En el recinto de Diputados había comenzado la maratón del proyecto ómnibus, que no es un drama shakespeariano, sino una comedia de Moliere. Los legisladores parecen haber olvidado que, en Argentina, el Ejecutivo goza de la arbitrariedad de vetar las leyes y el articulado ‘particular’ de esas leyes, sin la menor expectativa de que el veto sea rechazado por el Congreso. De modo que los ‘disidentes’, en particular, que votaron la ignominia “en general”, son más hipócritas que el mismo oficialismo. El Ejecutivo no puede crear impuestos, pero puede aumentar o reducir las alícuotas. Es así que ha subido el impuesto a las importaciones, creado por el kirchnerismo, del 7 al 17 % -una suba de impuestos ‘libertaria’– que encarece los costos y los precios de producción. Los ‘disidentes’ se oponen a la privatización de varias empresas, como ocurre con el Banco Nación, YPF y Arsat, pero no a capitalizarlas mediante su transformación en sociedades anónimas y la incorporación de capital accionario que cotiza en las Bolsas. Ahora mismo, Milei negocia la entrega del astillero Tandanor al grupo Elsztain, que integra la camarilla sionista que respalda incondicionalmente a Milei. El debate en el Congreso es una farsa, aunque Pichetto ponga cara de sabio sin credenciales.

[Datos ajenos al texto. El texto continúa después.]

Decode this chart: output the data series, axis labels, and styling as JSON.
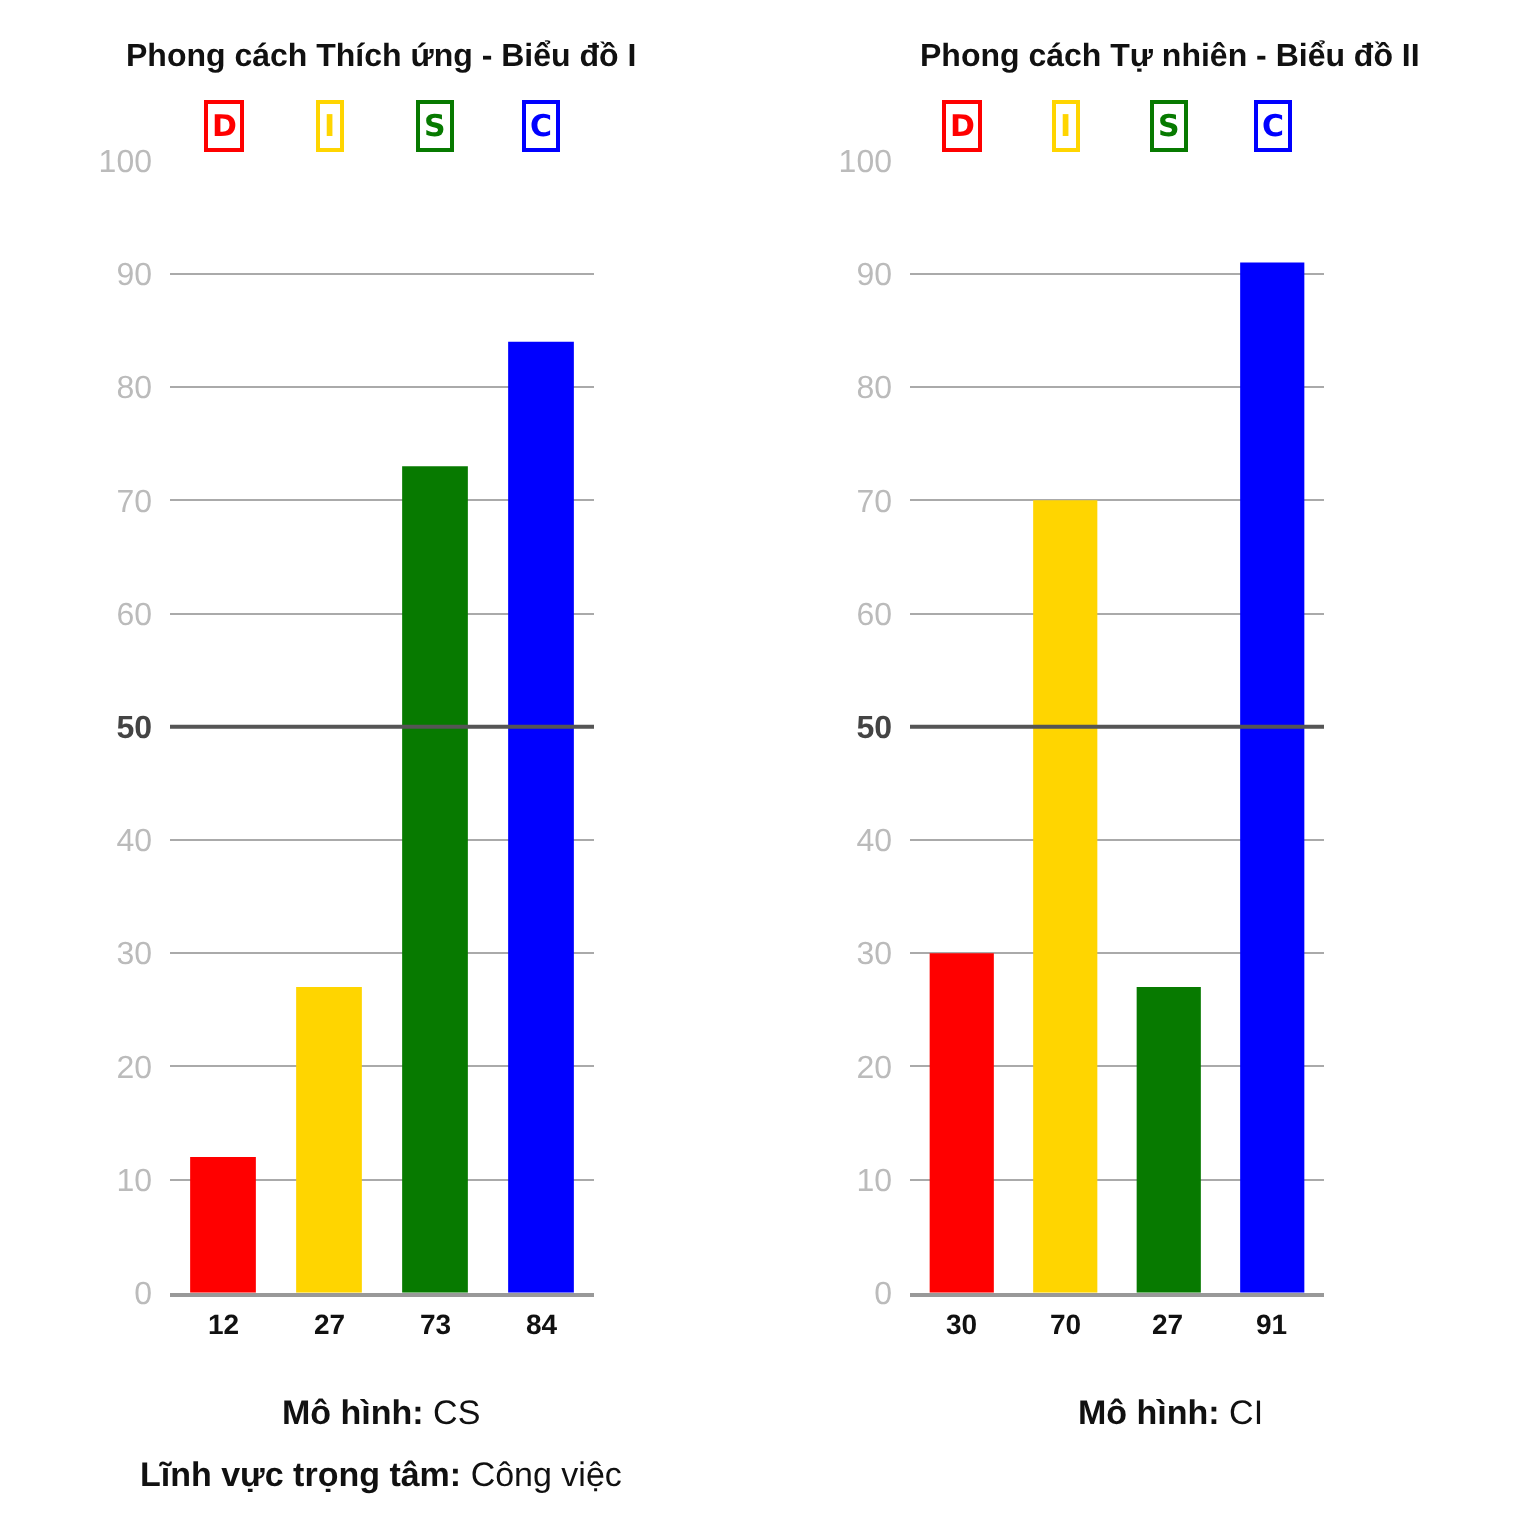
{
  "chart_data": [
    {
      "type": "bar",
      "title": "Phong cách Thích ứng - Biểu đồ I",
      "categories": [
        "D",
        "I",
        "S",
        "C"
      ],
      "values": [
        12,
        27,
        73,
        84
      ],
      "colors": [
        "#ff0000",
        "#ffd500",
        "#077a00",
        "#0000ff"
      ],
      "data_labels": true,
      "ylim": [
        0,
        100
      ],
      "yticks": [
        0,
        10,
        20,
        30,
        40,
        50,
        60,
        70,
        80,
        90,
        100
      ],
      "grid": "y",
      "ref_lines": [
        {
          "axis": "y",
          "value": 50,
          "color": "#555555"
        }
      ],
      "annotations": [
        "Mô hình: CS",
        "Lĩnh vực trọng tâm: Công việc"
      ]
    },
    {
      "type": "bar",
      "title": "Phong cách Tự nhiên - Biểu đồ II",
      "categories": [
        "D",
        "I",
        "S",
        "C"
      ],
      "values": [
        30,
        70,
        27,
        91
      ],
      "colors": [
        "#ff0000",
        "#ffd500",
        "#077a00",
        "#0000ff"
      ],
      "data_labels": true,
      "ylim": [
        0,
        100
      ],
      "yticks": [
        0,
        10,
        20,
        30,
        40,
        50,
        60,
        70,
        80,
        90,
        100
      ],
      "grid": "y",
      "ref_lines": [
        {
          "axis": "y",
          "value": 50,
          "color": "#555555"
        }
      ],
      "annotations": [
        "Mô hình: CI"
      ]
    }
  ]
}
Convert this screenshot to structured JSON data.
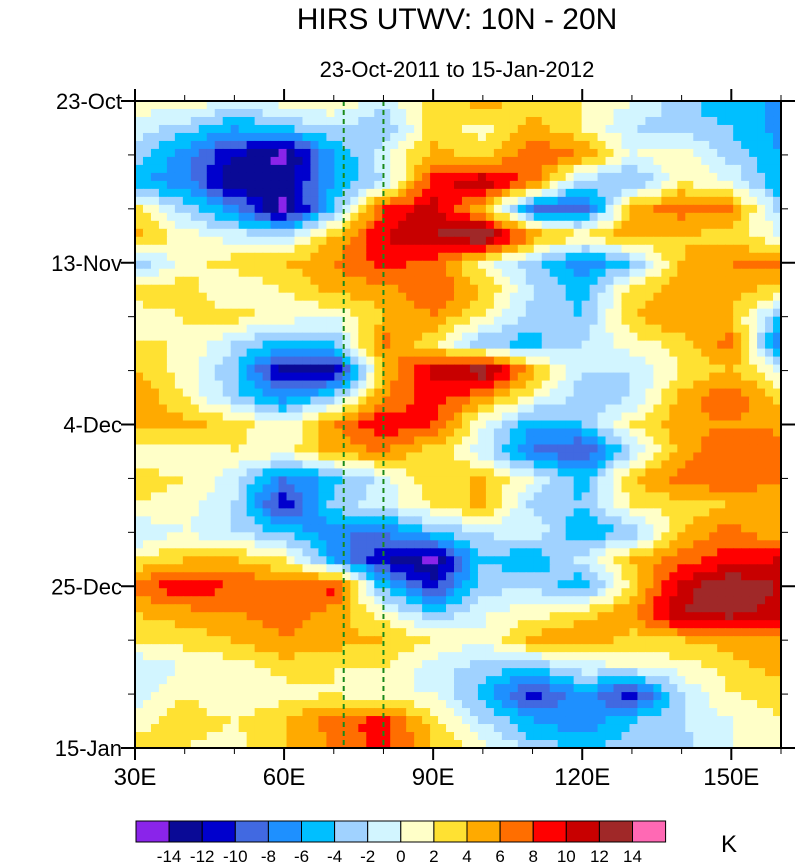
{
  "chart_data": {
    "type": "heatmap",
    "title": "HIRS UTWV: 10N - 20N",
    "subtitle": "23-Oct-2011 to 15-Jan-2012",
    "xlabel": "",
    "ylabel": "",
    "x_axis": {
      "range": [
        30,
        160
      ],
      "tick_values": [
        30,
        60,
        90,
        120,
        150
      ],
      "tick_labels": [
        "30E",
        "60E",
        "90E",
        "120E",
        "150E"
      ],
      "minor_step": 10
    },
    "y_axis": {
      "range_days": [
        0,
        84
      ],
      "tick_days": [
        0,
        21,
        42,
        63,
        84
      ],
      "tick_labels": [
        "23-Oct",
        "13-Nov",
        "4-Dec",
        "25-Dec",
        "15-Jan"
      ],
      "minor_step_days": 7,
      "direction": "downward"
    },
    "reference_lines_lon": [
      72,
      80
    ],
    "reference_line_color": "#1a8a1a",
    "colorbar": {
      "unit": "K",
      "levels": [
        -14,
        -12,
        -10,
        -8,
        -6,
        -4,
        -2,
        0,
        2,
        4,
        6,
        8,
        10,
        12,
        14
      ],
      "level_labels": [
        "-14",
        "-12",
        "-10",
        "-8",
        "-6",
        "-4",
        "-2",
        "0",
        "2",
        "4",
        "6",
        "8",
        "10",
        "12",
        "14"
      ],
      "colors": [
        "#8a24ea",
        "#0a0a96",
        "#0000cd",
        "#4169e1",
        "#1e90ff",
        "#00bfff",
        "#a0d2ff",
        "#d2f5ff",
        "#ffffc8",
        "#ffe132",
        "#ffaa00",
        "#ff6e00",
        "#ff0000",
        "#c80000",
        "#a02828",
        "#ff69b4"
      ]
    },
    "grid_lon": [
      30,
      40,
      50,
      60,
      70,
      80,
      90,
      100,
      110,
      120,
      130,
      140,
      150,
      160
    ],
    "grid_day": [
      0,
      3.5,
      7,
      10.5,
      14,
      17.5,
      21,
      24.5,
      28,
      31.5,
      35,
      38.5,
      42,
      45.5,
      49,
      52.5,
      56,
      59.5,
      63,
      66.5,
      70,
      73.5,
      77,
      80.5,
      84
    ],
    "values": [
      [
        1,
        2,
        -1,
        1,
        2,
        -1,
        3,
        5,
        3,
        2,
        0,
        -3,
        -6,
        -6
      ],
      [
        -1,
        -3,
        -6,
        -4,
        -2,
        -4,
        3,
        1,
        5,
        2,
        -2,
        -3,
        -4,
        -7
      ],
      [
        -3,
        -7,
        -12,
        -15,
        -6,
        -1,
        5,
        3,
        8,
        6,
        0,
        1,
        -3,
        -6
      ],
      [
        -6,
        -7,
        -14,
        -13,
        -6,
        -2,
        9,
        12,
        7,
        -3,
        -5,
        2,
        0,
        -6
      ],
      [
        3,
        -3,
        -7,
        -15,
        -4,
        8,
        11,
        4,
        -8,
        -10,
        5,
        7,
        6,
        -3
      ],
      [
        5,
        1,
        -1,
        -2,
        4,
        10,
        12,
        15,
        6,
        3,
        5,
        4,
        3,
        0
      ],
      [
        -4,
        1,
        3,
        4,
        6,
        9,
        7,
        1,
        -3,
        -8,
        -4,
        4,
        6,
        7
      ],
      [
        3,
        3,
        0,
        2,
        5,
        5,
        8,
        4,
        -2,
        -5,
        3,
        5,
        5,
        3
      ],
      [
        1,
        2,
        3,
        1,
        0,
        4,
        6,
        2,
        -3,
        -4,
        4,
        6,
        4,
        -4
      ],
      [
        2,
        2,
        -2,
        -5,
        -4,
        7,
        2,
        -4,
        -5,
        -2,
        1,
        3,
        7,
        -9
      ],
      [
        4,
        1,
        -4,
        -13,
        -13,
        4,
        11,
        14,
        5,
        -2,
        -2,
        2,
        4,
        0
      ],
      [
        6,
        2,
        -3,
        -7,
        -3,
        6,
        9,
        6,
        1,
        -3,
        -2,
        5,
        8,
        3
      ],
      [
        4,
        5,
        3,
        0,
        6,
        10,
        8,
        0,
        -6,
        -4,
        2,
        5,
        6,
        5
      ],
      [
        1,
        0,
        2,
        1,
        5,
        6,
        3,
        -1,
        -8,
        -11,
        -2,
        5,
        8,
        8
      ],
      [
        3,
        2,
        -1,
        -8,
        -5,
        -1,
        4,
        4,
        0,
        -5,
        4,
        7,
        8,
        6
      ],
      [
        2,
        1,
        -2,
        -12,
        -3,
        -1,
        2,
        5,
        -3,
        -4,
        2,
        3,
        4,
        5
      ],
      [
        -2,
        0,
        -2,
        -4,
        -8,
        -8,
        -4,
        -2,
        0,
        -6,
        -4,
        4,
        7,
        4
      ],
      [
        2,
        4,
        4,
        2,
        -6,
        -12,
        -15,
        -4,
        -6,
        -1,
        4,
        7,
        9,
        10
      ],
      [
        7,
        10,
        8,
        7,
        9,
        -5,
        -11,
        -3,
        -2,
        -6,
        3,
        11,
        14,
        12
      ],
      [
        4,
        5,
        6,
        7,
        5,
        1,
        -4,
        0,
        1,
        3,
        6,
        12,
        13,
        11
      ],
      [
        2,
        3,
        4,
        6,
        5,
        4,
        2,
        0,
        5,
        6,
        3,
        4,
        5,
        6
      ],
      [
        -2,
        0,
        1,
        3,
        2,
        2,
        -1,
        -3,
        -4,
        -1,
        0,
        1,
        3,
        5
      ],
      [
        -1,
        2,
        0,
        1,
        2,
        0,
        0,
        -5,
        -11,
        -6,
        -12,
        -2,
        2,
        3
      ],
      [
        1,
        3,
        2,
        4,
        7,
        9,
        3,
        -2,
        -6,
        -8,
        -4,
        -2,
        0,
        2
      ],
      [
        3,
        2,
        1,
        4,
        6,
        9,
        4,
        1,
        -3,
        -4,
        -3,
        -3,
        0,
        1
      ]
    ]
  }
}
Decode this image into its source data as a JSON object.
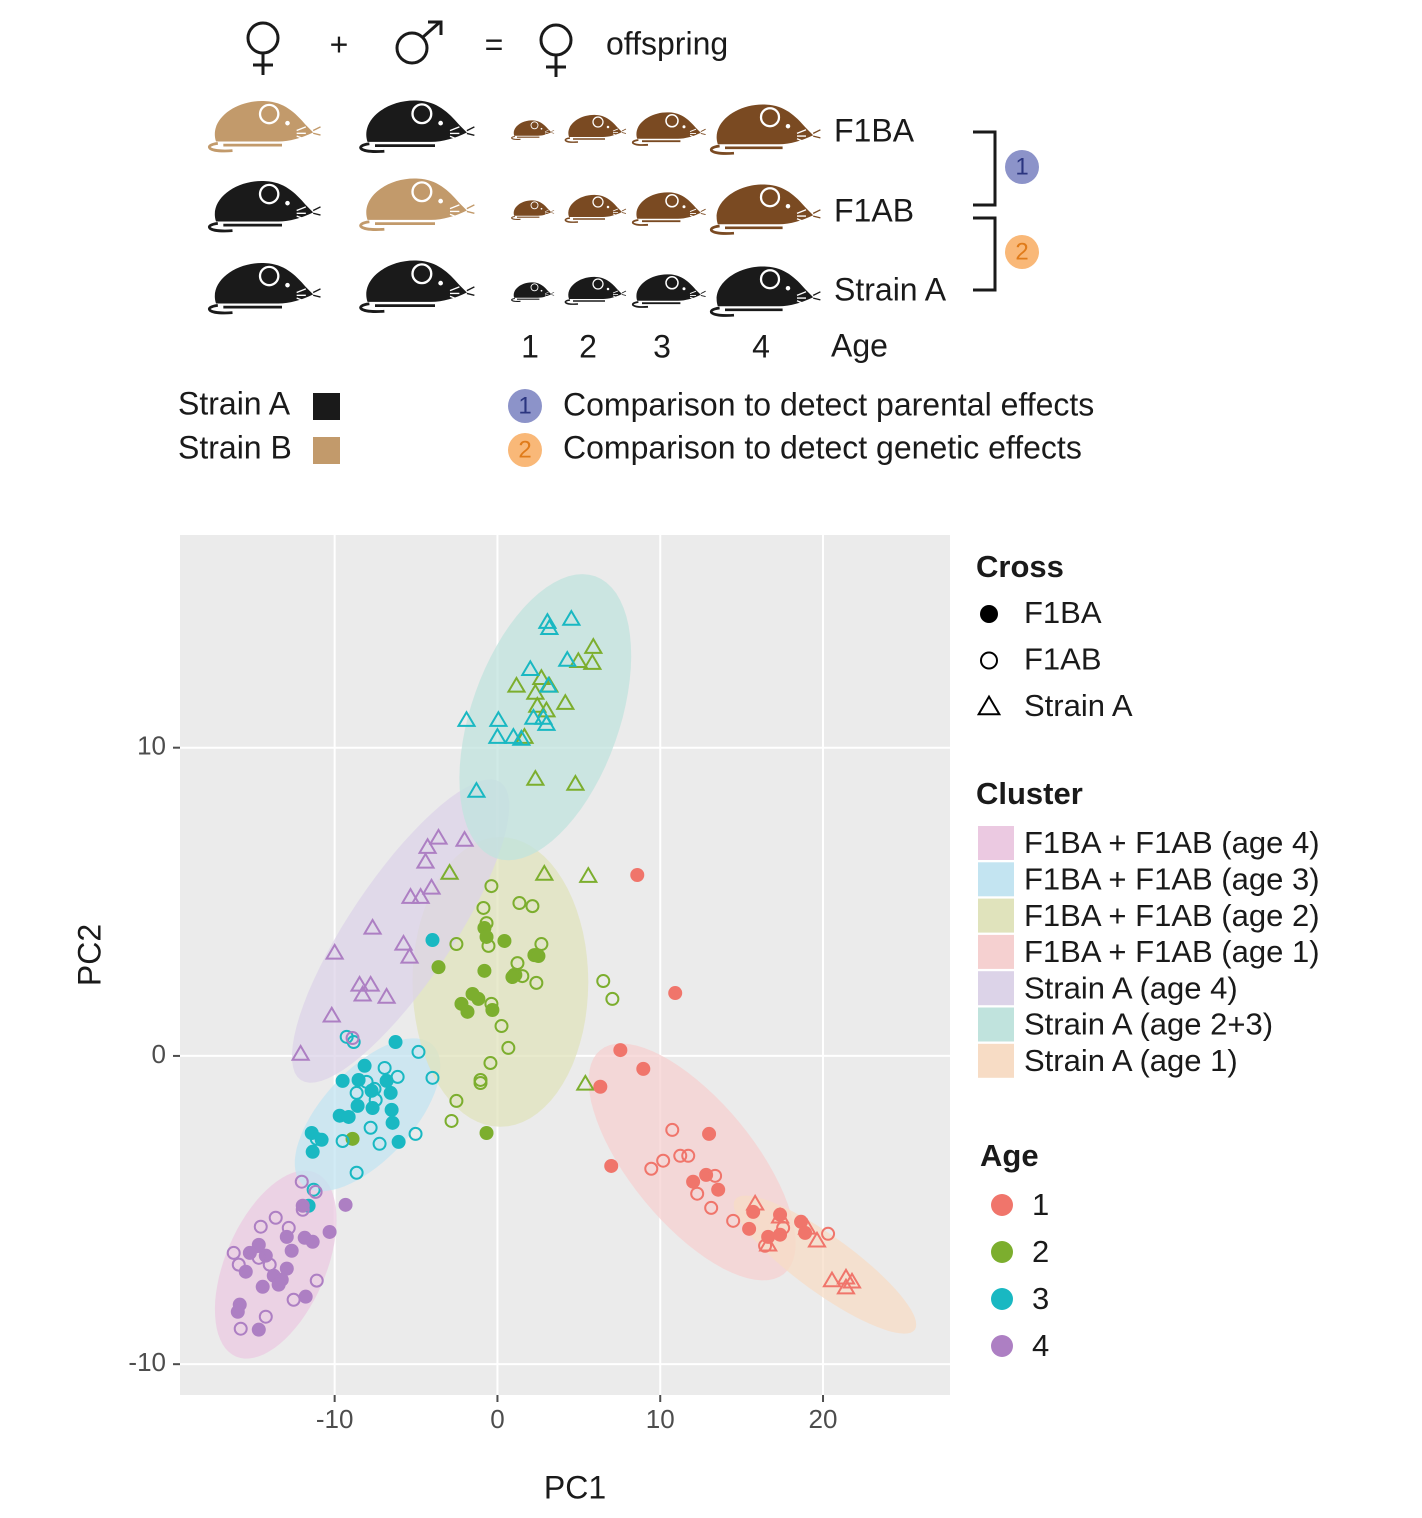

Argentina asiste a la estafa más grande de la historia mundial. Milei está convirtiendo en deuda pública el dinero transaccional del Banco Central (Leliq), los dólares transaccionales del comercio de exportación (Bopreal) y todo el déficit fiscal, a través de la refinanciación constante de los bonos del Tesoro, que está literalmente fundido. Milei se ha identificado con Carlos Pellegrini cuando no es más que un Juárez Celman, el presidente que fundió a Argentina en 1890 y fue sustituido por su vice. En esa condición, Pellegrini creó el Banco Nación.

La derrota política del gobierno en las calles el día de hoy, desafiado por luchadores, activistas, agrupamientos y listas sindicales, se entiende en el contexto de un régimen condenado a ir al abismo con el apoyo de las mayorías parlamentarias y del peronismo que se expresa a través de sus tránsfugas, como Scioli, Jaldo y Saénz y la barra de funcionarios massistas que siguen en los cargos públicos, incluido el negociador de Argentina con el FMI.

Para plagiar a Federico Engels, cerramos de esta manera: adelante estafadores “que afuera los espera el verdugo”.

PD: mañana a las 18 horas continúa la movilización.